4.- Delincuentes domésticos, que aprovechan la destrucción del tejido social, para generar bandas, que disfrazadas de Ordás en busca de alimentos, utilizan a los mismas, para saquear otros objetivos.
Resulta sintomático la aparición nuevamente de elementos agresivos de alta peligrosidad como fusiles automáticos en asaltos a blindados, u objetivos considerados por el delito organizado de alta rentabilidad.

5 - El grupo social que convive con la violencia, y el que no teme confrontaciones más agresivas.

Bastardeado por algunos dirigentes, desprestigiado por algunos medios, alabado por otros, e integrado por los sectores más marginados de la sociedad. En los asentamientos, verdaderos santuarios de la delincuencia, se está iniciando un movimiento social, de características inusuales para nuestro país.
Zonas liberadas, que se identifican e intercambian relaciones.
Fijan objetivos fuera de su radio de influencia y reparten las movilizaciones con objetivos de saqueo.
Cortan accesos y rutas.
Cuentan con una enorme cantidad de armas, no registradas y algunas de fabricación casera como la célebre “tumbera”.

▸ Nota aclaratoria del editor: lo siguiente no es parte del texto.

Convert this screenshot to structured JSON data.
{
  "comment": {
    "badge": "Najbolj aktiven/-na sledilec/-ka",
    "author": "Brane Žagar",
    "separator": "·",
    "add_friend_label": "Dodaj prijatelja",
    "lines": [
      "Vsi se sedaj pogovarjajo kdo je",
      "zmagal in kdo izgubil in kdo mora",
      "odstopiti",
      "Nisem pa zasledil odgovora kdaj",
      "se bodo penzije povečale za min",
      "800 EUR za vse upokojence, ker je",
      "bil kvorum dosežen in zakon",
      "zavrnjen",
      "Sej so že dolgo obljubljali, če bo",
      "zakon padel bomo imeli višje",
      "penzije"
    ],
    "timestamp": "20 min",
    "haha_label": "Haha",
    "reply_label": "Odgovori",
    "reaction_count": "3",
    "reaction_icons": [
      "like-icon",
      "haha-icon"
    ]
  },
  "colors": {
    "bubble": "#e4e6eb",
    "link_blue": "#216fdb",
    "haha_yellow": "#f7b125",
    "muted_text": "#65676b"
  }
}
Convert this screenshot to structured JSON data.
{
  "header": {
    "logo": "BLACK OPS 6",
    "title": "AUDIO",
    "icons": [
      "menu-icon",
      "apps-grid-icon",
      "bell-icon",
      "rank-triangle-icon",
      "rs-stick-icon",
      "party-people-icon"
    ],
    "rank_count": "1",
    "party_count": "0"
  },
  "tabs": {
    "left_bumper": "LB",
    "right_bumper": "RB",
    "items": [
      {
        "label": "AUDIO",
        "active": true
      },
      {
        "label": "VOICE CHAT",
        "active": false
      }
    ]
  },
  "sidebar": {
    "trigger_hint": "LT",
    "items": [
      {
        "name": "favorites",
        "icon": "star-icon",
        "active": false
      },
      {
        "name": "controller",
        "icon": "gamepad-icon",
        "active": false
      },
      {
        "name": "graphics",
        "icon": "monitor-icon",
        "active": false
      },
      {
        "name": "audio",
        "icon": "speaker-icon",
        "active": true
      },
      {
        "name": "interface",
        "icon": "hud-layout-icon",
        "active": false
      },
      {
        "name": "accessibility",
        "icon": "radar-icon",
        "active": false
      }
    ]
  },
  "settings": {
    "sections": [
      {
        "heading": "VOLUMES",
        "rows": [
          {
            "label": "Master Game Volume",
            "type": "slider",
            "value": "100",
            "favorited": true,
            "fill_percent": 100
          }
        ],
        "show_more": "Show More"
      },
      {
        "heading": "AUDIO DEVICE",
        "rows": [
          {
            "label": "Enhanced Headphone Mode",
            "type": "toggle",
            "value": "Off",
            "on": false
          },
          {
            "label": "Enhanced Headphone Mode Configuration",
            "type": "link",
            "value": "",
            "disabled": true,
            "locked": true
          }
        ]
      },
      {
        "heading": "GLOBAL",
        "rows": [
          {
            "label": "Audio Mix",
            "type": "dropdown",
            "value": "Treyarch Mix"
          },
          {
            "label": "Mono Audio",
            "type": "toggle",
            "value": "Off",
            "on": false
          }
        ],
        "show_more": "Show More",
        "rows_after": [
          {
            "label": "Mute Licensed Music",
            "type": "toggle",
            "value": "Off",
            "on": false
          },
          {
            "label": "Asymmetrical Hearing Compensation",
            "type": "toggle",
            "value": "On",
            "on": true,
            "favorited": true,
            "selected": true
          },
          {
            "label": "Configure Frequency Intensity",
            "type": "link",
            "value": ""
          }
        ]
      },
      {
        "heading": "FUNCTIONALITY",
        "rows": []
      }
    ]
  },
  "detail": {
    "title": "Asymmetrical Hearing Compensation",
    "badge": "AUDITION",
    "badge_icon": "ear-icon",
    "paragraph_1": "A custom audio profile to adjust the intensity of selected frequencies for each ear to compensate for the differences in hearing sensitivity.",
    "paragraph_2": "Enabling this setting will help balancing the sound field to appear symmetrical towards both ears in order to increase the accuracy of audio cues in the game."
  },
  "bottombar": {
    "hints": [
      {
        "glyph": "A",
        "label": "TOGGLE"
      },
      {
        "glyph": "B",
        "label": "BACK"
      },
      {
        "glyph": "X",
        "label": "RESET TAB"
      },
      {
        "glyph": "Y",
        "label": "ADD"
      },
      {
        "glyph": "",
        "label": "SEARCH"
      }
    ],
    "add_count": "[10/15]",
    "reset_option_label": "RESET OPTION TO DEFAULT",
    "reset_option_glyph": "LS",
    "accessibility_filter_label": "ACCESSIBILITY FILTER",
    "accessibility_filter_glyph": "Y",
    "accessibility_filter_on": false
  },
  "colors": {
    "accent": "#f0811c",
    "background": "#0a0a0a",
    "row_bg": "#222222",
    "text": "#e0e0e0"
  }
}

Con actitudes xenofóbicas, apuntan a objetivos de origen extranjero. Los primeros ataques son dirigidos a "los chinos".
Hasta cuando sus dirigentes (punteros) podrán manejar la situación. Los saqueos contaban con cierto grado de impunidad por la forma de organización con que contaron. Luego de la depredación el retorno al asentamiento volvían a la seguridad de su hábitat.
Si la situación social se mantiene o agrava pueden registrarse movimientos de saqueo y depredación, primero en las zonas aledañas y luego hacia centros urbanos de mayor poder adquisitivo. Estos conflictos muy localizados suelen ser muy graves, no talvez por las bajas que se producen sino por las profundas cicatrices que quedan. Todo el mundo se conoce. 
La posibilidad de superación numérica sobre las fuerzas del orden. Conlleva a la creación de fuerzas de autodefensa.
Es el inicio de la libanización de un conflicto.